In an attempt to establish a 2012 schedule for Cuyahoga County Council, the Clerk raised the issue of changing the time of the meeting. Her reasoning centered on uninitiated individual discussions both she and I had with individual members of Council who indicated a desire to alter the meeting time. These suggestions were based on a variety of reasons including but not limited to the cost of keeping county employees past business hours; the inability of Council members to attend district events on Tuesday evenings; the lateness of the hour, especially in winter months and the fact that county governments around the state meet during the day or late afternoon. In an attempt to gather the input of all members, an email was sent requesting their opinions. No decision was made and it was never anyone’s intention to make a decision based on a straw poll.

In order to get the issue on the floor of Council for a public debate, I introduced legislation with a starting time of 3:00 P.M., anticipating that there would be an open and public debate on the question. Whether the time changed or remained the same would be up to the vote of the members of Council in an open meeting. Based on this attempt to initiate an open debate this newspaper has concocted an orchestration on my part to change a meeting time through allegations of secret meetings and violations of the Ohio Sunshine Law. Nothing could be further from the truth. Prior to the release of the story the County Law Director emailed his opinion to Reporter Laura Johnston stating that there was no violation of the Sunshine Law. This email was either ignored or discounted while Reporter Johnston sought out the advice of those who agreed with her position.

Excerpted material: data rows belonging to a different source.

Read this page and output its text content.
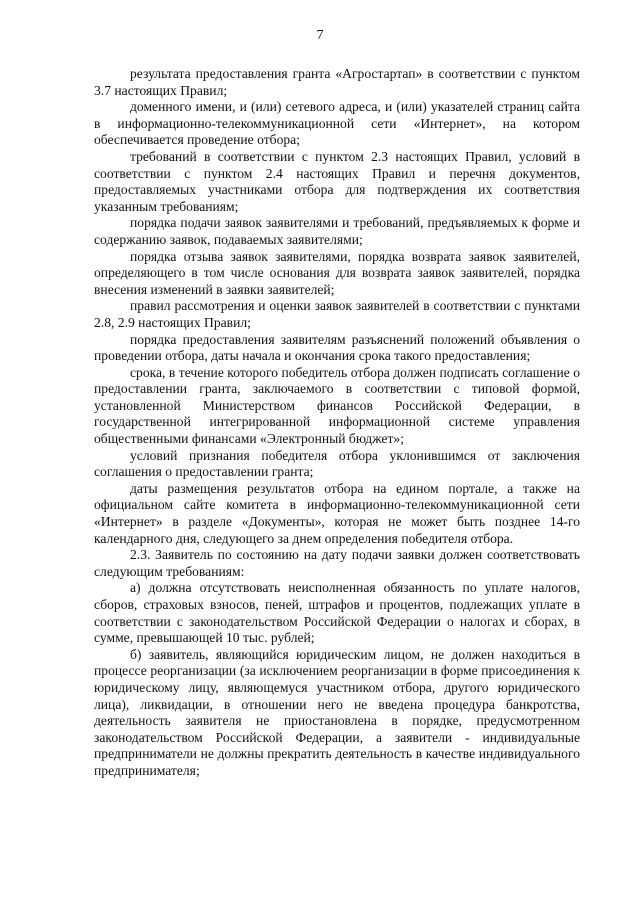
7

результата предоставления гранта «Агростартап» в соответствии с пунктом 3.7 настоящих Правил;

доменного имени, и (или) сетевого адреса, и (или) указателей страниц сайта в информационно-телекоммуникационной сети «Интернет», на котором обеспечивается проведение отбора;

требований в соответствии с пунктом 2.3 настоящих Правил, условий в соответствии с пунктом 2.4 настоящих Правил и перечня документов, предоставляемых участниками отбора для подтверждения их соответствия указанным требованиям;

порядка подачи заявок заявителями и требований, предъявляемых к форме и содержанию заявок, подаваемых заявителями;

порядка отзыва заявок заявителями, порядка возврата заявок заявителей, определяющего в том числе основания для возврата заявок заявителей, порядка внесения изменений в заявки заявителей;

правил рассмотрения и оценки заявок заявителей в соответствии с пунктами 2.8, 2.9 настоящих Правил;

порядка предоставления заявителям разъяснений положений объявления о проведении отбора, даты начала и окончания срока такого предоставления;

срока, в течение которого победитель отбора должен подписать соглашение о предоставлении гранта, заключаемого в соответствии с типовой формой, установленной Министерством финансов Российской Федерации, в государственной интегрированной информационной системе управления общественными финансами «Электронный бюджет»;

условий признания победителя отбора уклонившимся от заключения соглашения о предоставлении гранта;

даты размещения результатов отбора на едином портале, а также на официальном сайте комитета в информационно-телекоммуникационной сети «Интернет» в разделе «Документы», которая не может быть позднее 14-го календарного дня, следующего за днем определения победителя отбора.

2.3. Заявитель по состоянию на дату подачи заявки должен соответствовать следующим требованиям:

а) должна отсутствовать неисполненная обязанность по уплате налогов, сборов, страховых взносов, пеней, штрафов и процентов, подлежащих уплате в соответствии с законодательством Российской Федерации о налогах и сборах, в сумме, превышающей 10 тыс. рублей;

б) заявитель, являющийся юридическим лицом, не должен находиться в процессе реорганизации (за исключением реорганизации в форме присоединения к юридическому лицу, являющемуся участником отбора, другого юридического лица), ликвидации, в отношении него не введена процедура банкротства, деятельность заявителя не приостановлена в порядке, предусмотренном законодательством Российской Федерации, а заявители - индивидуальные предприниматели не должны прекратить деятельность в качестве индивидуального предпринимателя;
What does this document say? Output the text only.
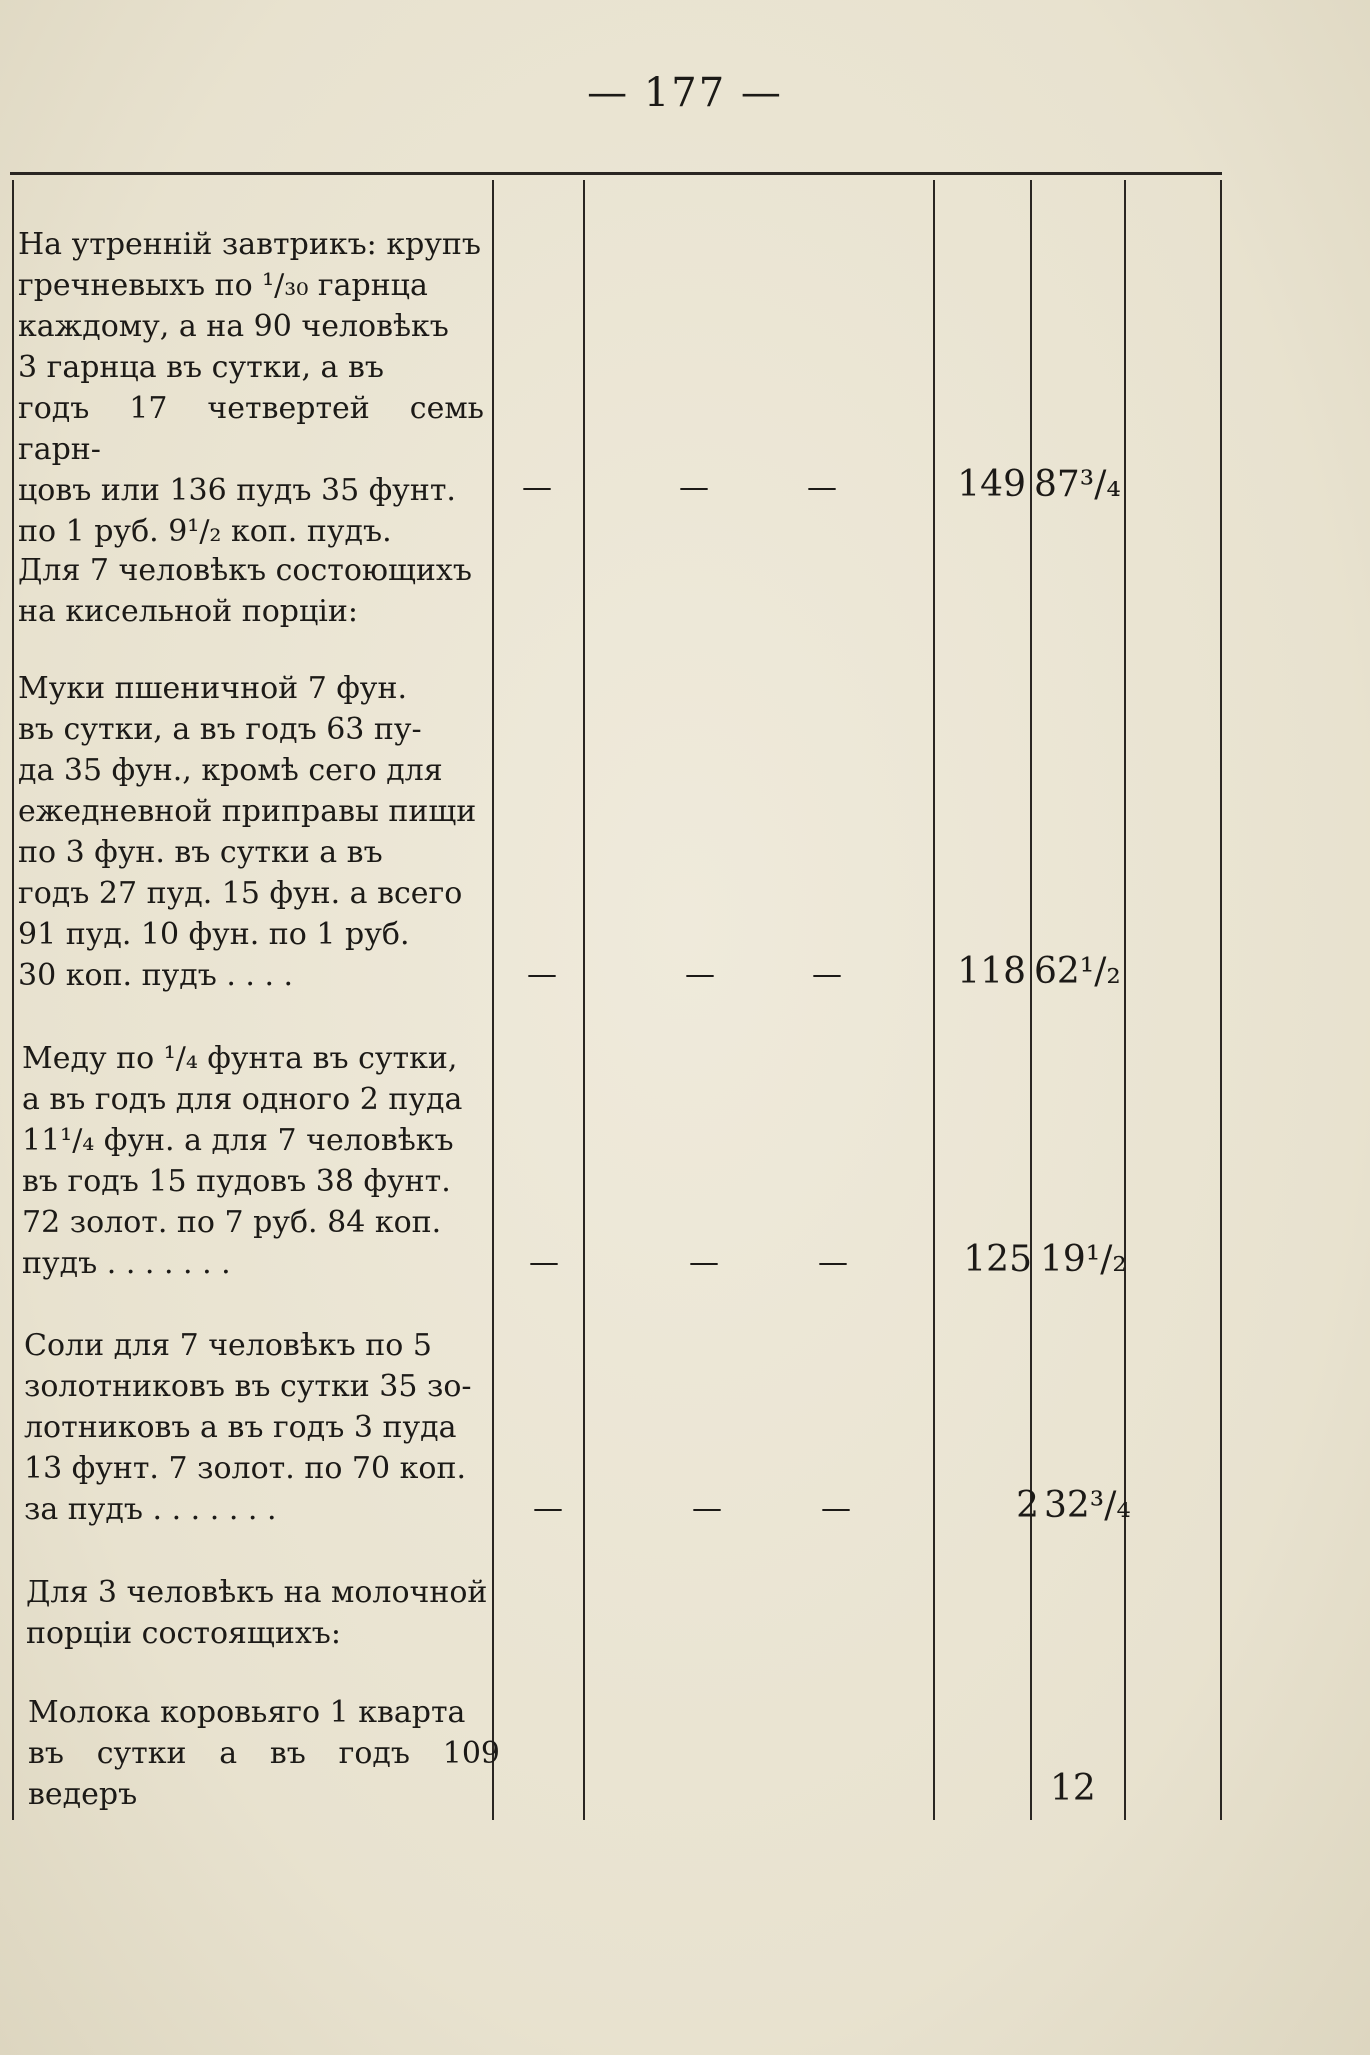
— 177 —
На утренній завтрикъ: крупъ
гречневыхъ по ¹/₃₀ гарнца
каждому, а на 90 человѣкъ
3 гарнца въ сутки, а въ
годъ 17 четвертей семь гарн-
цовъ или 136 пудъ 35 фунт.
по 1 руб. 9¹/₂ коп. пудъ.
—	—	—	149 87³/₄
Для 7 человѣкъ состоющихъ
на кисельной порціи:
Муки пшеничной 7 фун.
въ сутки, а въ годъ 63 пу-
да 35 фун., кромѣ сего для
ежедневной приправы пищи
по 3 фун. въ сутки а въ
годъ 27 пуд. 15 фун. а всего
91 пуд. 10 фун. по 1 руб.
30 коп. пудъ . . . .	—	—	—	118 62¹/₂
Меду по ¹/₄ фунта въ сутки,
а въ годъ для одного 2 пуда
11¹/₄ фун. а для 7 человѣкъ
въ годъ 15 пудовъ 38 фунт.
72 золот. по 7 руб. 84 коп.
пудъ . . . . . . .	—	—	—	125 19¹/₂
Соли для 7 человѣкъ по 5
золотниковъ въ сутки 35 зо-
лотниковъ а въ годъ 3 пуда
13 фунт. 7 золот. по 70 коп.
за пудъ . . . . . . .	—	—	—	2 32³/₄
Для 3 человѣкъ на молочной
порціи состоящихъ:
Молока коровьяго 1 кварта
въ сутки а въ годъ 109 ведеръ	12
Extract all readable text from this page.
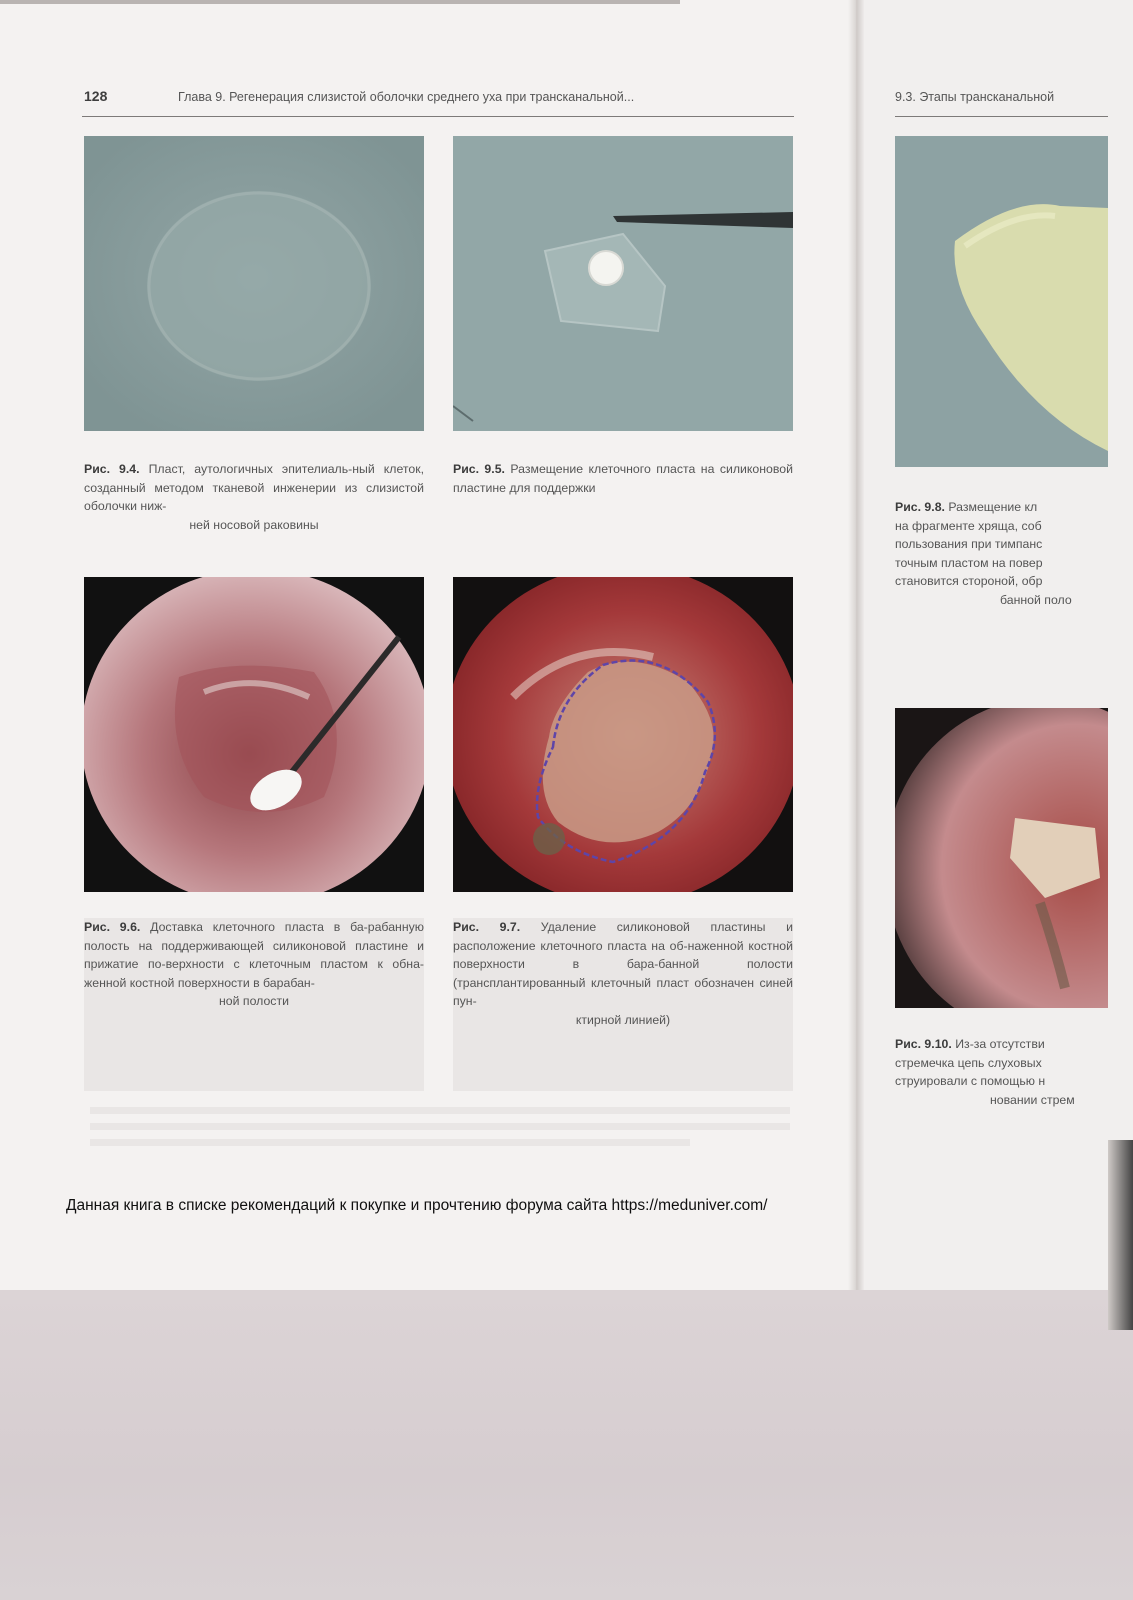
128	Глава 9. Регенерация слизистой оболочки среднего уха при трансканальной...	9.3. Этапы трансканальной
Рис. 9.4. Пласт, аутологичных эпителиаль-ный клеток, созданный методом тканевой инженерии из слизистой оболочки ниж-
ней носовой раковины
Рис. 9.5. Размещение клеточного пласта на силиконовой пластине для поддержки
Рис. 9.8. Размещение кл
на фрагменте хряща, соб
пользования при тимпанс
точным пластом на повер
становится стороной, обр
банной поло
Рис. 9.6. Доставка клеточного пласта в ба-рабанную полость на поддерживающей силиконовой пластине и прижатие по-верхности с клеточным пластом к обна-женной костной поверхности в барабан-
ной полости
Рис. 9.7. Удаление силиконовой пластины и расположение клеточного пласта на об-наженной костной поверхности в бара-банной полости (трансплантированный клеточный пласт обозначен синей пун-
ктирной линией)
Рис. 9.10. Из-за отсутстви
стремечка цепь слуховых
струировали с помощью н
новании стрем
Данная книга в списке рекомендаций к покупке и прочтению форума сайта https://meduniver.com/
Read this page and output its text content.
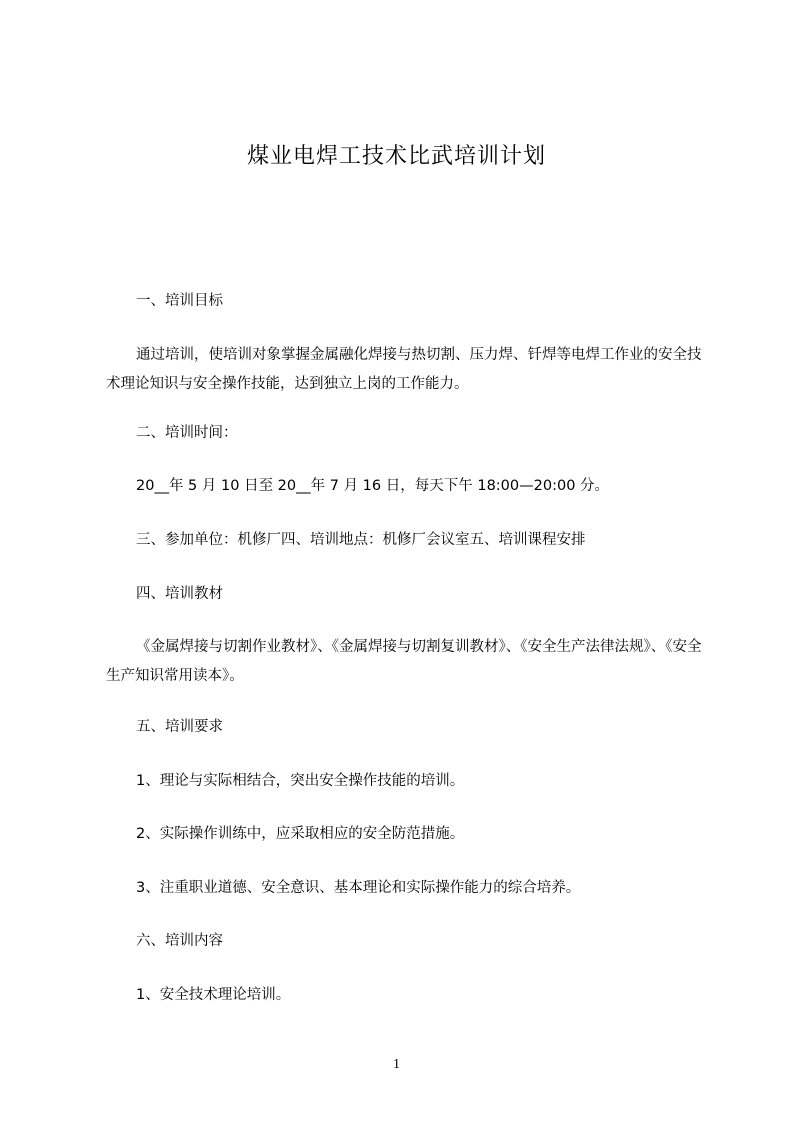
煤业电焊工技术比武培训计划
一、培训目标
通过培训，使培训对象掌握金属融化焊接与热切割、压力焊、钎焊等电焊工作业的安全技术理论知识与安全操作技能，达到独立上岗的工作能力。
二、培训时间：
20__年 5 月 10 日至 20__年 7 月 16 日，每天下午 18:00—20:00 分。
三、参加单位：机修厂四、培训地点：机修厂会议室五、培训课程安排
四、培训教材
《金属焊接与切割作业教材》、《金属焊接与切割复训教材》、《安全生产法律法规》、《安全生产知识常用读本》。
五、培训要求
1、理论与实际相结合，突出安全操作技能的培训。
2、实际操作训练中，应采取相应的安全防范措施。
3、注重职业道德、安全意识、基本理论和实际操作能力的综合培养。
六、培训内容
1、安全技术理论培训。
1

The real irony of the allegations of secret debates that made headlines, a cartoon and an editorial is that there were major pieces of legislation passed that evening. One involved a major change in construction contracting - the first such legislation in the State. Council in its oversight capacity raised issues regarding millions of tax dollars; specifically the possibility of a $35 million dollar tax lien sale and millions uncollected by the Clerk of Courts, but Reporter Johnston found these issues too insignificant to cover.

As to the issue of whether or not Council members can “keep their day jobs,” every person elected to Council should recognize the serious responsibility that election to public office means. If the public wants a Council to merely show up for an evening meeting without assuming the responsibility of attending committee meetings; meeting with county agencies and staff; reading legislation; studying issues; meeting with constituents and being a watchdog of the budget, then this newspaper is asking for an ineffective, rubber stamp Council that will have no impact on the governance of this county.

To insure openness, Council and committee meetings are live streamed on line, a process that was developed without spending additional tax dollars. Recordings of meetings are being sent to local access channels for airing (once again, at no additional cost to the County). Council provides free parking for the public and mandates by rule an allocation of time for public comment twice during every meeting. Council actively encourages every citizen to attend our regular and committee meetings and to send us their comments and opinions.

Cuyahoga County Council has made great strides during its first year - very few of which have been covered by this newspaper. There are two sides to every story, not just the one presented by this newspaper. I believe that our Council has done an outstanding job. I wish this newspaper would recognize at least some of our achievements.